The Cache Kernel was also designed and implemented to minimize both logical and physical contention to provide for efficient non-blocking synchronization. By logical contention, we mean contention for access to data structures that need to be controlled to maintain the consistency and semantics of these data structures. By physical contention, we mean the contention for access to shared memory that needs to be controlled to maintain the consistency and semantics of the memory system.
Minimizing logical contention with non-blocking synchronization minimizes the overhead of conflicting operations failing and being retried. It also avoids the complexity of complex backoff mechanisms as part of the retry.
Most of our techniques for contention minimization are well-known. For example, one aspect of contention minimization is replicating data structures for each processor. In particular, there are per-processor ready and delay queues in the Cache Kernel, so contention on these structures is limited to signal/interrupt handlers and management operations to load balance, etc. being executed by a separate processor.
Similarly, there is a signal delivery cache per processor which allows a significant number of signals to be delivered by a processor without accessing the shared signal mapping data structure, which cannot be made per-processor without replicating the entire structure. This per-processor ``cache'' approach is similar to that provided by a per-processor TLB for address translation. The TLB reduces access to the real virtual address space mapping structure, which is necessarily shared among threads in the address space.
Contention on a data structure is also reduced in some cases by structuring it as a multi-level hierarchy. For example, a list that is searched frequently may be revised to be a hash table with a version number or lock per bucket. Then, searches and updates are localized to a single bucket portion of the list, reducing the conflict with other operations, assuming they hash to different buckets.
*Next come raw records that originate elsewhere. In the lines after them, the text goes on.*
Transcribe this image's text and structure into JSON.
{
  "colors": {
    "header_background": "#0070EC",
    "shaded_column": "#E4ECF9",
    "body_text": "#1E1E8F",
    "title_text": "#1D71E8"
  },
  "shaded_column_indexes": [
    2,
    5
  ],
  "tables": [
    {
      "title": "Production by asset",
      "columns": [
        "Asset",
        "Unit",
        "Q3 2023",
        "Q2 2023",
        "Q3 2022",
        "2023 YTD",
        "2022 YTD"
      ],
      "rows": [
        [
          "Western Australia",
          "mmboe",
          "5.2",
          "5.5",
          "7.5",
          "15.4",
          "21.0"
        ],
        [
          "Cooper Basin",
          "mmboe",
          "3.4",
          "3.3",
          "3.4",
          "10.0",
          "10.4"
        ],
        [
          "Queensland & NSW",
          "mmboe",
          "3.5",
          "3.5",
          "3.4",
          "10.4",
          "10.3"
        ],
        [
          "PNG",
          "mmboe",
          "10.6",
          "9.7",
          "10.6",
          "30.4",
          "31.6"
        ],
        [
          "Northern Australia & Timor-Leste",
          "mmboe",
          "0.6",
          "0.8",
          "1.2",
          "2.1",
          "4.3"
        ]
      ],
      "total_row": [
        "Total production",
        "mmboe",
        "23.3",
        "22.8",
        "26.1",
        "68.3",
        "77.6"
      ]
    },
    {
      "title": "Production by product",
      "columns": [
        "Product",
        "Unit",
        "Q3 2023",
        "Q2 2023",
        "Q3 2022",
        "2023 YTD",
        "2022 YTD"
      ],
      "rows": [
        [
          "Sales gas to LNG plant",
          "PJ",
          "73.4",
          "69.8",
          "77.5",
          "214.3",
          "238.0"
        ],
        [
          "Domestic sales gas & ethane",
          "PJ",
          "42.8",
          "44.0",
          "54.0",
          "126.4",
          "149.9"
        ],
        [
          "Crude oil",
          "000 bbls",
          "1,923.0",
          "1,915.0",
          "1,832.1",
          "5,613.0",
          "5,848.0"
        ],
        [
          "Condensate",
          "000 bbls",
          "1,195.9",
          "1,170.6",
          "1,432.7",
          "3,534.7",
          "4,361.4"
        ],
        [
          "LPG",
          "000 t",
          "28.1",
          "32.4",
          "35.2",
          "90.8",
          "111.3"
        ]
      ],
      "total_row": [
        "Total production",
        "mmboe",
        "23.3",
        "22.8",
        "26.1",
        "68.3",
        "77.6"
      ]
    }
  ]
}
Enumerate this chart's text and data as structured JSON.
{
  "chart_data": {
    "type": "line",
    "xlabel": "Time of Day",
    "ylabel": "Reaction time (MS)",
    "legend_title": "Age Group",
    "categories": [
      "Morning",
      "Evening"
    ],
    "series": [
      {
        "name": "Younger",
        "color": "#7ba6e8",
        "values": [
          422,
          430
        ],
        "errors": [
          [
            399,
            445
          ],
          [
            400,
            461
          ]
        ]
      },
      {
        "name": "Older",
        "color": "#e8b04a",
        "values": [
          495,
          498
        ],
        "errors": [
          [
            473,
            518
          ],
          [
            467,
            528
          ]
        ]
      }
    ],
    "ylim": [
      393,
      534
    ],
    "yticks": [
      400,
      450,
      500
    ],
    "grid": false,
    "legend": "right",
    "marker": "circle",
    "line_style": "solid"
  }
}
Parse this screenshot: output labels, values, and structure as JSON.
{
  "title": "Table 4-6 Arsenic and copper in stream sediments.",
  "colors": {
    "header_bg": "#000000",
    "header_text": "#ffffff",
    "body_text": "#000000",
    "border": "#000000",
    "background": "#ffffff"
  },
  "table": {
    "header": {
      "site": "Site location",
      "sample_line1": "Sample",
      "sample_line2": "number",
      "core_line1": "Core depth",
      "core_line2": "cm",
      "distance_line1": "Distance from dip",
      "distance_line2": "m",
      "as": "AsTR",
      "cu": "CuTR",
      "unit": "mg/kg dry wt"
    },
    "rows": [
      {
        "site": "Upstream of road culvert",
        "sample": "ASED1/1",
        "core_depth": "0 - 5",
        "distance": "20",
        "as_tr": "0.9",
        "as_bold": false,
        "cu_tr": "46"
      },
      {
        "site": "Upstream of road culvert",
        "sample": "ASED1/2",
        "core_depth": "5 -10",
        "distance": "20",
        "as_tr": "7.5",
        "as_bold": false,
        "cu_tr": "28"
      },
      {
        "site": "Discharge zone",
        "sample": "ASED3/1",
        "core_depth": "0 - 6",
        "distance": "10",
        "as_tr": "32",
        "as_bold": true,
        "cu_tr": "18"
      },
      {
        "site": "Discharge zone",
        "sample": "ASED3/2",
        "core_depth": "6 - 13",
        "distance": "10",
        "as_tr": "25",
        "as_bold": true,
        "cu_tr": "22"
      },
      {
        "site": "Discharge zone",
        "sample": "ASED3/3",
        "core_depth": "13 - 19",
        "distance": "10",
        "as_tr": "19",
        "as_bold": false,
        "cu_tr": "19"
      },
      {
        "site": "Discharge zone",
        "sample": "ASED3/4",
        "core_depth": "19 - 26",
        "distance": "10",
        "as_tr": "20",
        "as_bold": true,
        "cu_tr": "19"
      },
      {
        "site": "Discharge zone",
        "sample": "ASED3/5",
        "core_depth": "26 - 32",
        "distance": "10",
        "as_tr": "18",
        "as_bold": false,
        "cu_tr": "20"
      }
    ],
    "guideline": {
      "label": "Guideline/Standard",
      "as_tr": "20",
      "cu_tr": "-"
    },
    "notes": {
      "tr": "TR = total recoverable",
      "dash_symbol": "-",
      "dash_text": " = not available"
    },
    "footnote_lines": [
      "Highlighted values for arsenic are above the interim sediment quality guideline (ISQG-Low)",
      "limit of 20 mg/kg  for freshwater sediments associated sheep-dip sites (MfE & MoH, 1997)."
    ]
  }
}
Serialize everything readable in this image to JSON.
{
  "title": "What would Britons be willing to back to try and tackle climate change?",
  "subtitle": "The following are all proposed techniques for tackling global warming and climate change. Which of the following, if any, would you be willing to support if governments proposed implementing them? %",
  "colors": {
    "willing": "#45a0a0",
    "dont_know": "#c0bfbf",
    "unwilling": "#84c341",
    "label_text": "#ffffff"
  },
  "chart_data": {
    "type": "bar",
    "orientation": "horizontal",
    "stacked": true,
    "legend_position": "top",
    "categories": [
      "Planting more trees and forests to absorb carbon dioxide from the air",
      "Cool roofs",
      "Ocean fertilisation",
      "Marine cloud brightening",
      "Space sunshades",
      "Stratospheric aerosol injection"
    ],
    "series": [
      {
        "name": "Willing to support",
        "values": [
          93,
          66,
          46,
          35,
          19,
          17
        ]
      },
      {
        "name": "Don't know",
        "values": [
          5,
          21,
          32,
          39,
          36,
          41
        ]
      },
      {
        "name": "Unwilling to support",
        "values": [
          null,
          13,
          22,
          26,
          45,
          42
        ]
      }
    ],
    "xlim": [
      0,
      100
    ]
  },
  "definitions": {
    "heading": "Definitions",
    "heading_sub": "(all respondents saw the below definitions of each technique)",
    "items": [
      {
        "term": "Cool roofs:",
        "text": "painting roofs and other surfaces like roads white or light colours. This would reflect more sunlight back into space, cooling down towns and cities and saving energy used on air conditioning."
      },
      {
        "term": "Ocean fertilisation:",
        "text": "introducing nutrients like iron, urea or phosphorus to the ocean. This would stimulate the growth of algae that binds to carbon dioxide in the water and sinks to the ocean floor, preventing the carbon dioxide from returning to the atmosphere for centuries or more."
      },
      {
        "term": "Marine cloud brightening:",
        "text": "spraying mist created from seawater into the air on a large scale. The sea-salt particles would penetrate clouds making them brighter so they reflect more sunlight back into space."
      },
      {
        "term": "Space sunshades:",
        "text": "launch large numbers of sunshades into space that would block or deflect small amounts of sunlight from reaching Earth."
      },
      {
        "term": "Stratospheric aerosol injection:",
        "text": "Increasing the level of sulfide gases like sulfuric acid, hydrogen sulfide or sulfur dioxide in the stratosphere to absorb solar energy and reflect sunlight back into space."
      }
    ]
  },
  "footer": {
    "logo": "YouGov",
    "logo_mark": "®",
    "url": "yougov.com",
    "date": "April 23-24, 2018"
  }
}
The upper levels of the hierarchy are read-only or read-mostly: descriptors are only added at the leaves.
Physical contention is also reduced by using cache-aligned descriptors. TSM with its restricted allocation of descriptors can also reduce the number of pages referenced as part of scan and search operations, reducing the TLB miss rate, another source of physical contention. Finally, in this vein, commonly updated fields are placed contiguously and aligned to hopefully place them in the same cache line, thereby making the updates more efficient.
The spatial locality of data access achieved by these techniques provides significant benefit for synchronization, whether non-blocking or conventional locks. This spatial locality also minimizes the consistency overhead when the system is running across multiple processors, with each caching portions of this shared data. In general, our experience (e.g. ) suggests that it is better to (re)structure the data structures to reduce contention rather than attempt to improve the behavior of synchronization techniques under high contention. Low-contention algorithms are simpler and thus easier to get right, and faster as long as contention is actually low.